I am trying to perform multiple linear regression using the statsmodels.formula.api package in python and have listed the code that i have used to perform this regression below.
auto_1= pd.read_csv("Auto.csv")
formula = 'mpg ~ ' + " + ".join(auto_1.columns[1:-1])
results = smf.ols(formula, data=auto_1).fit()
The data consists the following variables - mpg, cylinders, displacement, horsepower, weight , acceleration, year, origin and name. When the print result comes up, it shows multiple rows of the horsepower column and the regression results are also not correct. Im not sure why?
It's likely because of the data type of the horsepower
column. If its values are categories or just strings, the model will use treatment (dummy) coding for them by default, producing the results you are seeing. Check the data type (run auto_1.dtypes
) and cast the column to a numeric type (it's best to do it when you are first reading the csv file with the dtype=
parameter of the read_csv()
Here is an example where a column with numeric values is cast (i.e. converted) to strings (or categories):
import numpy as np
import pandas as pd
import statsmodels.formula.api as smf
df = pd.DataFrame(
'mpg': np.random.randint(20, 40, 50),
'horsepower': np.random.randint(100, 200, 50)
# convert integers to strings (or categories)
df['horsepower'] = (
df['horsepower'].astype('str') # same result with .astype('category')

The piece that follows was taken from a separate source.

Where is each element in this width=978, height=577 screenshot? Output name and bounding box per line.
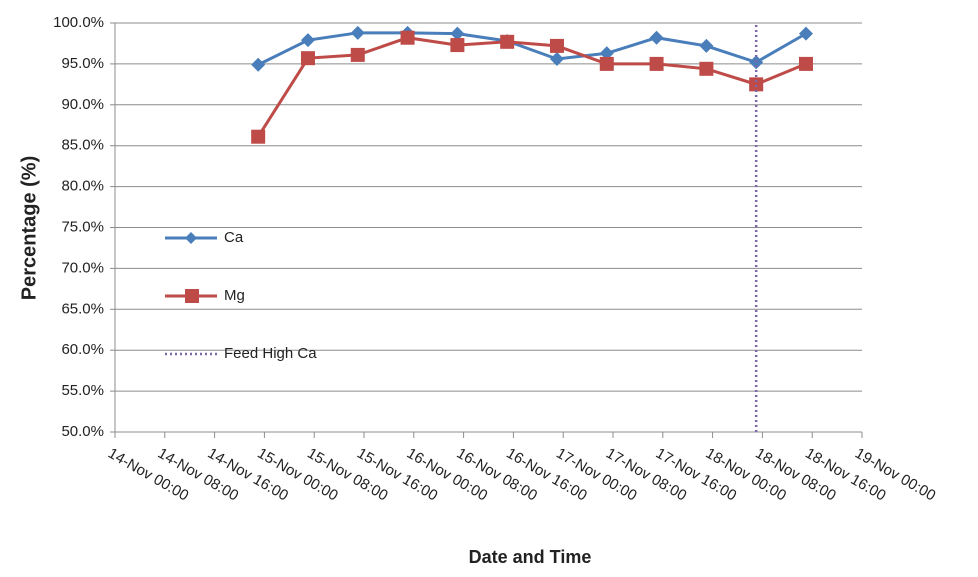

formula = 'mpg ~ horsepower'
results = smf.ols(formula, df).fit()
Output (dummy coding):
OLS Regression Results
Dep. Variable: mpg R-squared: 0.778
Model: OLS Adj. R-squared: -0.207
Method: Least Squares F-statistic: 0.7901
Date: Sun, 18 Sep 2022 Prob (F-statistic): 0.715
Time: 20:17:51 Log-Likelihood: -110.27
No. Observations: 50 AIC: 302.5
Df Residuals: 9 BIC: 380.9
Df Model: 40
Covariance Type: nonrobust
coef std err t P>|t| [0.025 0.975]
Intercept 32.0000 5.175 6.184 0.000 20.294 43.706
horsepower[T.103] -4.0000 7.318 -0.547 0.598 -20.555 12.555
horsepower[T.112] -1.0000 7.318 -0.137 0.894 -17.555 15.555
horsepower[T.116] -9.0000 7.318 -1.230 0.250 -25.555 7.555
horsepower[T.117] 6.0000 7.318 0.820 0.433 -10.555 22.555
horsepower[T.118] 2.0000 7.318 0.273 0.791 -14.555 18.555
horsepower[T.120] -4.0000 6.338 -0.631 0.544 -18.337 10.337
Now, converting the strings back to integers:
df['horsepower'] = pd.to_numeric(df.horsepower)
# or df['horsepower'] = df['horsepower'].astype('int')
results = smf.ols(formula, df).fit()
Output (as expected):
OLS Regression Results
Dep. Variable: mpg R-squared: 0.011
Model: OLS Adj. R-squared: -0.010
Method: Least Squares F-statistic: 0.5388
Date: Sun, 18 Sep 2022 Prob (F-statistic): 0.466
Time: 20:24:54 Log-Likelihood: -147.65
No. Observations: 50 AIC: 299.3
Df Residuals: 48 BIC: 303.1
Df Model: 1
Covariance Type: nonrobust
coef std err t P>|t| [0.025 0.975]
Intercept 31.7638 3.663 8.671 0.000 24.398 39.129
horsepower -0.0176 0.024 -0.734 0.466 -0.066 0.031
Omnibus: 3.529 Durbin-Watson: 1.859
Prob(Omnibus): 0.171 Jarque-Bera (JB): 1.725
Skew: 0.068 Prob(JB): 0.422
Kurtosis: 2.100 Cond. No. 834.
[1] Standard Errors assume that the covariance matrix of the errors is correctly specified.